PHOTOCREO Michal Bednarek / Shutterstock.com

Puppet Shows, Bomb Sniffing Elephants Make Senate's Latest 'Wastebook'

McCain picks up where Coburn left off, with a detailed list of potentially frivolous federal projects that is likely to irk colleagues.

From bomb-detecting potential of elephants to National Guard spending on professional sports, the colorful tales of bad-optics spending just keep on coming.

The newest Senate “Wastebook” compiling questionable agency spending, from Sen. John McCain, R-Ariz., is shorter than its predecessor, based on more official sources and more likely to draw rebuttals from senatorial colleagues.

“Today I am releasing a report titled America’s Most Wasted, which continues the remarkable work that Oklahoma Senator Tom Coburn did for years with his annual Wastebook by highlighting, naming and shaming outrageous pork projects funded with your taxpayer dollars,” the Armed Services Committee chairman wrote in a release announcing the first in a planned series. His report highlights “questionable” Washington spending totaling $1.1 billion and “identifies at least $294 billion in spending on programs that are no longer authorized to receive funding due to Congress’s persistent unwillingness to pass authorization bills and oversee the spending that follows,” McCain said.

Citing a Congressional Budget Office January report on unauthorized spending on expired programs, the 18-page compendium goes after the Social Security Administration for paying $225 million for the schooling of ineligible children of people with disabilities. It hits the Homeland Security Department for spending $23 million researching bio-threats only to cancel the contract. And it notes that CBO singled out NASA and the National Institutes of Health for receiving tens of billions of tax dollars even though their programs’ authorization has expired.

“This report, required by law, identified at least $294 billion in spending on federal programs this fiscal year that are no longer authorized to receive tax dollars,” McCain wrote. In fiscal 2014, “that number reached $302 billion. These findings raise serious questions about Congress’s oversight and its ability to identify where limited tax dollars are being spent.”

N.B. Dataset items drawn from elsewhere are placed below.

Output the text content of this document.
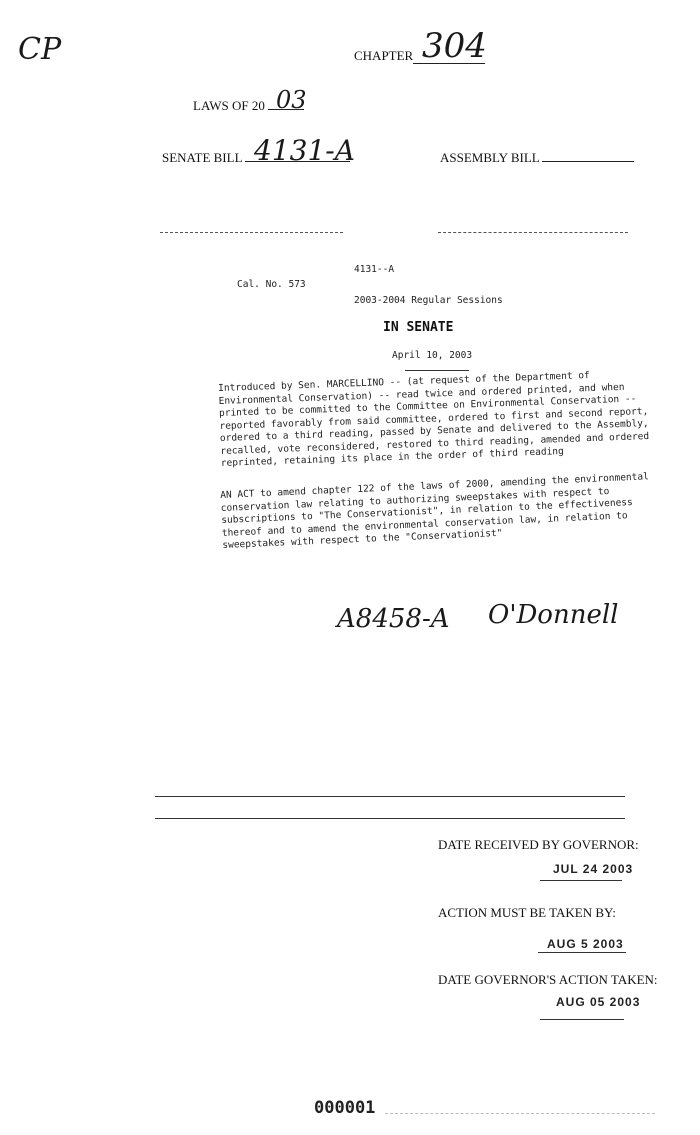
CP	CHAPTER 304
LAWS OF 20 03
SENATE BILL 4131-A	ASSEMBLY BILL
4131--A
Cal. No. 573
2003-2004 Regular Sessions
IN SENATE
April 10, 2003
Introduced by Sen. MARCELLINO -- (at request of the Department of Environmental Conservation) -- read twice and ordered printed, and when printed to be committed to the Committee on Environmental Conservation -- reported favorably from said committee, ordered to first and second report, ordered to a third reading, passed by Senate and delivered to the Assembly, recalled, vote reconsidered, restored to third reading, amended and ordered reprinted, retaining its place in the order of third reading
AN ACT to amend chapter 122 of the laws of 2000, amending the environmental conservation law relating to authorizing sweepstakes with respect to subscriptions to "The Conservationist", in relation to the effectiveness thereof and to amend the environmental conservation law, in relation to sweepstakes with respect to the "Conservationist"
A8458-A O'Donnell
DATE RECEIVED BY GOVERNOR:
JUL 24 2003
ACTION MUST BE TAKEN BY:
AUG 5 2003
DATE GOVERNOR'S ACTION TAKEN:
AUG 05 2003
000001
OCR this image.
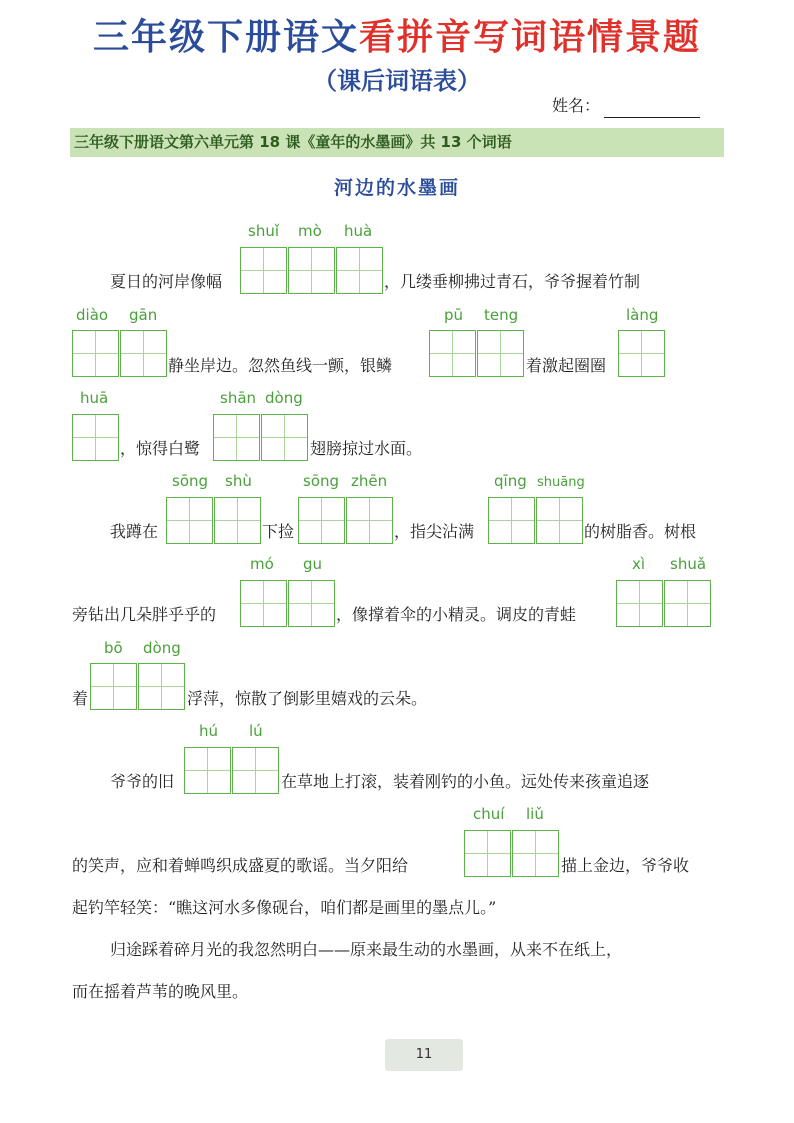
三年级下册语文看拼音写词语情景题
（课后词语表）
姓名：
三年级下册语文第六单元第 18 课《童年的水墨画》共 13 个词语
河边的水墨画
shuǐ mò huà
夏日的河岸像幅	，几缕垂柳拂过青石，爷爷握着竹制
diào gān	pū teng	làng
静坐岸边。忽然鱼线一颤，银鳞	着激起圈圈
huā	shān dòng
，惊得白鹭	翅膀掠过水面。
sōng shù	sōng zhēn	qīng shuāng
我蹲在	下捡	，指尖沾满	的树脂香。树根
mó gu	xì shuǎ
旁钻出几朵胖乎乎的	，像撑着伞的小精灵。调皮的青蛙
bō dòng
着	浮萍，惊散了倒影里嬉戏的云朵。
hú lú
爷爷的旧	在草地上打滚，装着刚钓的小鱼。远处传来孩童追逐
chuí liǔ
的笑声，应和着蝉鸣织成盛夏的歌谣。当夕阳给	描上金边，爷爷收
起钓竿轻笑：“瞧这河水多像砚台，咱们都是画里的墨点儿。”
归途踩着碎月光的我忽然明白——原来最生动的水墨画，从来不在纸上，
而在摇着芦苇的晚风里。
11
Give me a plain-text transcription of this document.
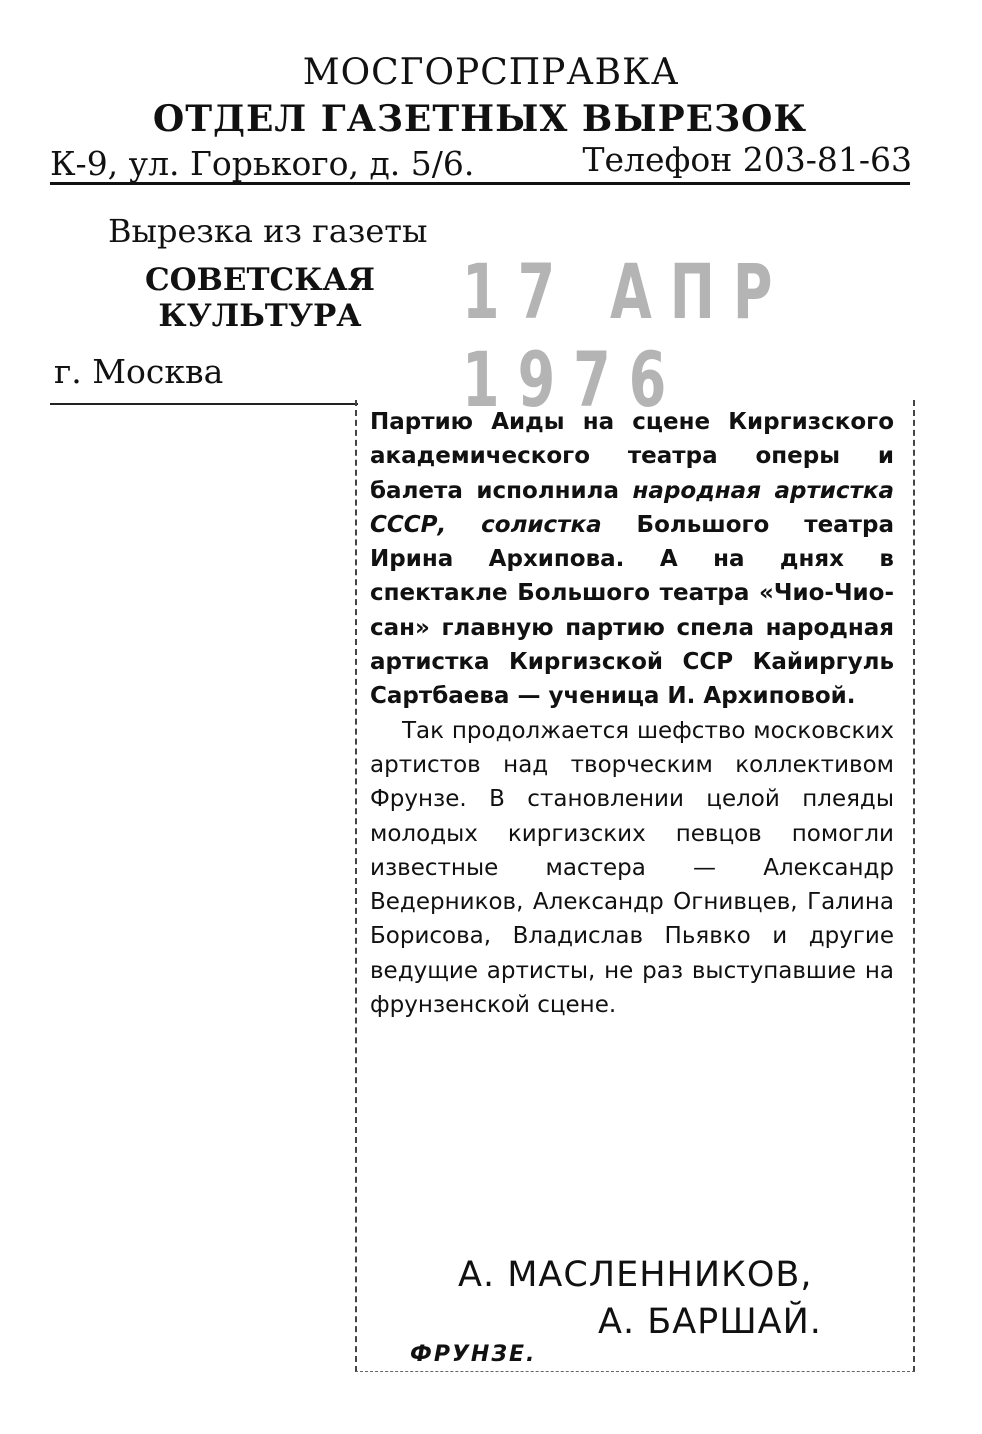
МОСГОРСПРАВКА
ОТДЕЛ ГАЗЕТНЫХ ВЫРЕЗОК
К-9, ул. Горького, д. 5/6.	Телефон 203-81-63
Вырезка из газеты
СОВЕТСКАЯ
КУЛЬТУРА	17 АПР 1976
г. Москва

Партию Аиды на сцене Киргизского академического театра оперы и балета исполнила народная артистка СССР, солистка Большого театра Ирина Архипова. А на днях в спектакле Большого театра «Чио-Чио-сан» главную партию спела народная артистка Киргизской ССР Кайиргуль Сартбаева — ученица И. Архиповой.

Так продолжается шефство московских артистов над творческим коллективом Фрунзе. В становлении целой плеяды молодых киргизских певцов помогли известные мастера — Александр Ведерников, Александр Огнивцев, Галина Борисова, Владислав Пьявко и другие ведущие артисты, не раз выступавшие на фрунзенской сцене.

А. МАСЛЕННИКОВ,
А. БАРШАЙ.
ФРУНЗЕ.
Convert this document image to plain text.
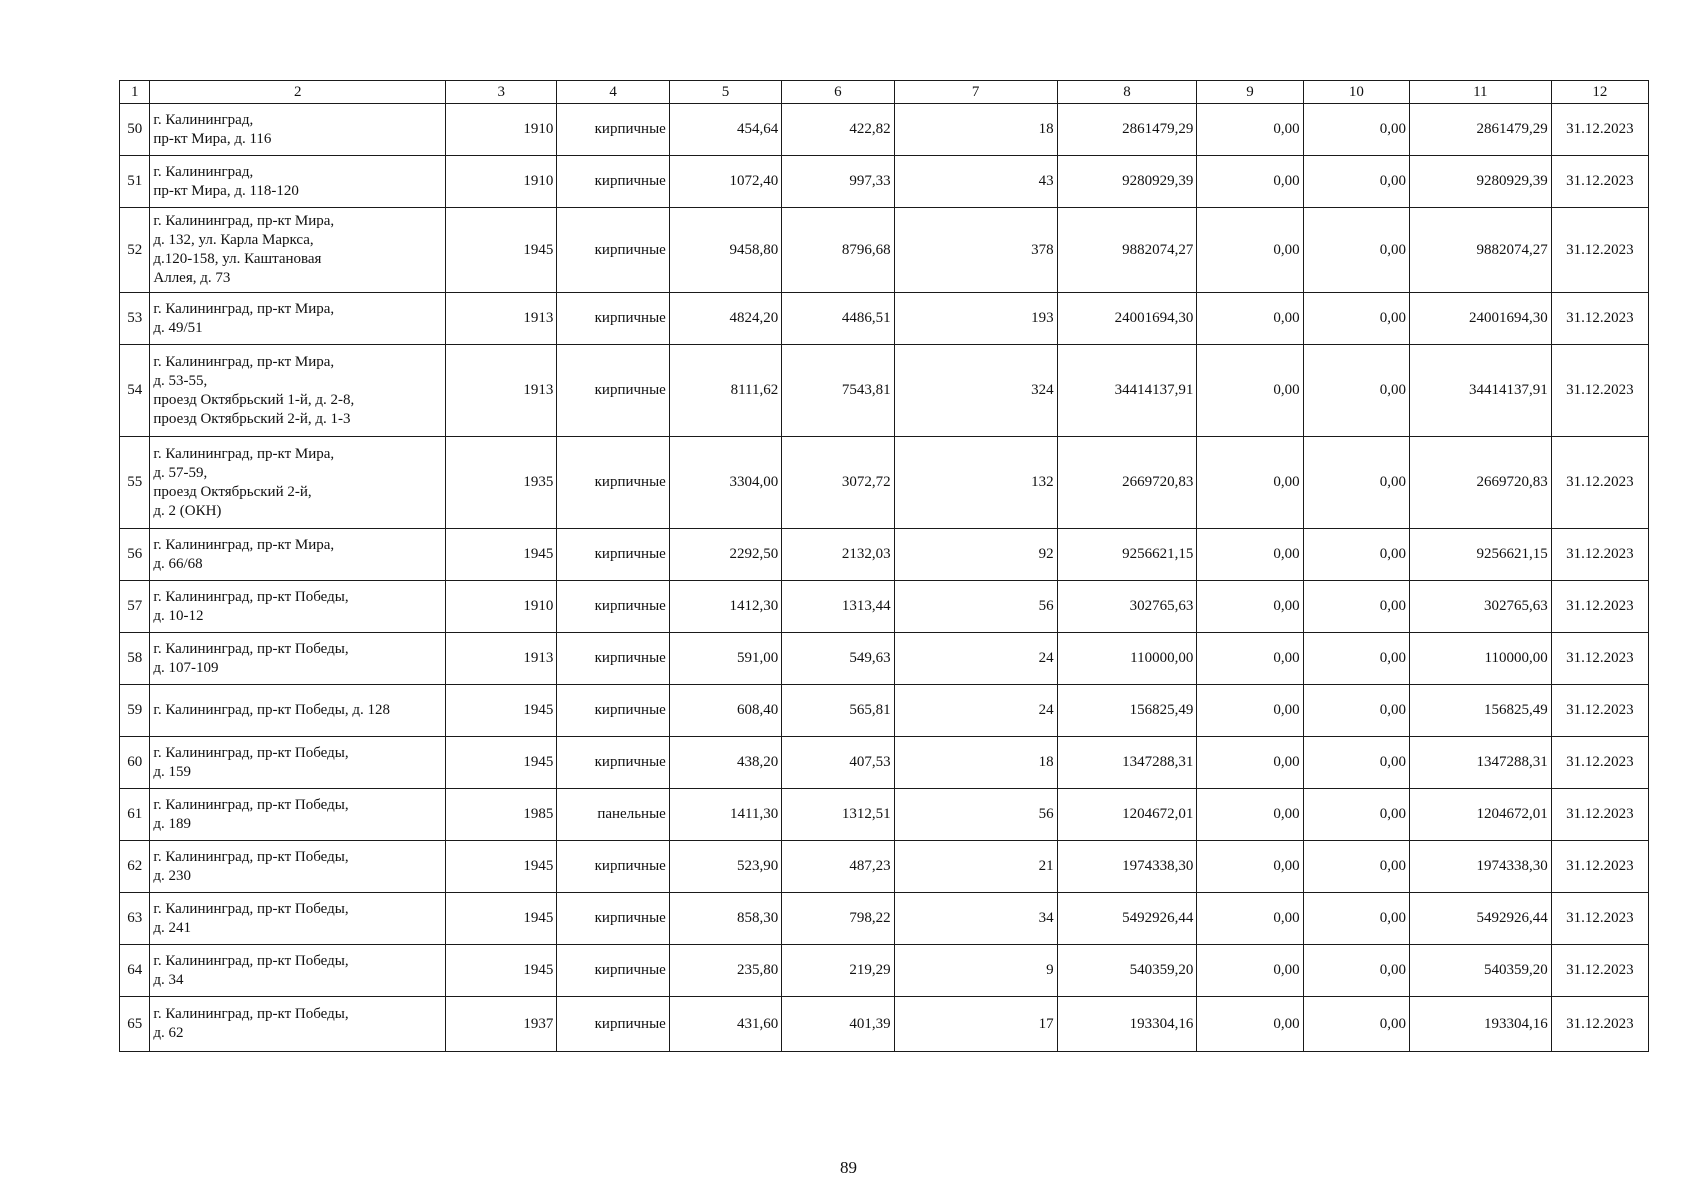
1	2	3	4	5	6	7	8	9	10	11	12
50	г. Калининград,
пр-кт Мира, д. 116	1910	кирпичные	454,64	422,82	18	2861479,29	0,00	0,00	2861479,29	31.12.2023
51	г. Калининград,
пр-кт Мира, д. 118-120	1910	кирпичные	1072,40	997,33	43	9280929,39	0,00	0,00	9280929,39	31.12.2023
52	г. Калининград, пр-кт Мира,
д. 132, ул. Карла Маркса,
д.120-158, ул. Каштановая
Аллея, д. 73	1945	кирпичные	9458,80	8796,68	378	9882074,27	0,00	0,00	9882074,27	31.12.2023
53	г. Калининград, пр-кт Мира,
д. 49/51	1913	кирпичные	4824,20	4486,51	193	24001694,30	0,00	0,00	24001694,30	31.12.2023
54	г. Калининград, пр-кт Мира,
д. 53-55,
проезд Октябрьский 1-й, д. 2-8,
проезд Октябрьский 2-й, д. 1-3	1913	кирпичные	8111,62	7543,81	324	34414137,91	0,00	0,00	34414137,91	31.12.2023
55	г. Калининград, пр-кт Мира,
д. 57-59,
проезд Октябрьский 2-й,
д. 2 (ОКН)	1935	кирпичные	3304,00	3072,72	132	2669720,83	0,00	0,00	2669720,83	31.12.2023
56	г. Калининград, пр-кт Мира,
д. 66/68	1945	кирпичные	2292,50	2132,03	92	9256621,15	0,00	0,00	9256621,15	31.12.2023
57	г. Калининград, пр-кт Победы,
д. 10-12	1910	кирпичные	1412,30	1313,44	56	302765,63	0,00	0,00	302765,63	31.12.2023
58	г. Калининград, пр-кт Победы,
д. 107-109	1913	кирпичные	591,00	549,63	24	110000,00	0,00	0,00	110000,00	31.12.2023
59	г. Калининград, пр-кт Победы, д. 128	1945	кирпичные	608,40	565,81	24	156825,49	0,00	0,00	156825,49	31.12.2023
60	г. Калининград, пр-кт Победы,
д. 159	1945	кирпичные	438,20	407,53	18	1347288,31	0,00	0,00	1347288,31	31.12.2023
61	г. Калининград, пр-кт Победы,
д. 189	1985	панельные	1411,30	1312,51	56	1204672,01	0,00	0,00	1204672,01	31.12.2023
62	г. Калининград, пр-кт Победы,
д. 230	1945	кирпичные	523,90	487,23	21	1974338,30	0,00	0,00	1974338,30	31.12.2023
63	г. Калининград, пр-кт Победы,
д. 241	1945	кирпичные	858,30	798,22	34	5492926,44	0,00	0,00	5492926,44	31.12.2023
64	г. Калининград, пр-кт Победы,
д. 34	1945	кирпичные	235,80	219,29	9	540359,20	0,00	0,00	540359,20	31.12.2023
65	г. Калининград, пр-кт Победы,
д. 62	1937	кирпичные	431,60	401,39	17	193304,16	0,00	0,00	193304,16	31.12.2023
89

McCain also mocked a $30,000 National Endowment for the Arts grant used for puppet shows in Vermont, and a dog-bite prevention website funded using a $390,798 NIH grant to the University of Alabama-Birmingham. The elephant powers-of-smell research involved a $50,000 Army research and development project in Africa, and the National Guard is said to have spent $49 million of its recruiting budget on sponsorship and advertising with sports leagues at a time when it had trouble training and paying guard members.

McCain’s report trumpets his years-long crusade against congressional earmarks, which were ostensibly ended in 2011, and may alienate colleagues with detailed attacks. “Among the many wasteful provisions in the [fiscal 2015] appropriations bill, better known as the “Cromnibus,” was a costly and duplicative provision directing the U.S. Department of Agriculture to continue developing a catfish inspection office even though another government agency, the Food and Drug Administration, already runs a catfish inspection office,” the report said. “What’s so special about catfish that they need two inspection centers?....Southern catfish farmers, rather than face competition, asked their powerful senators to support a law that essentially forces Americans to buy domestic catfish.”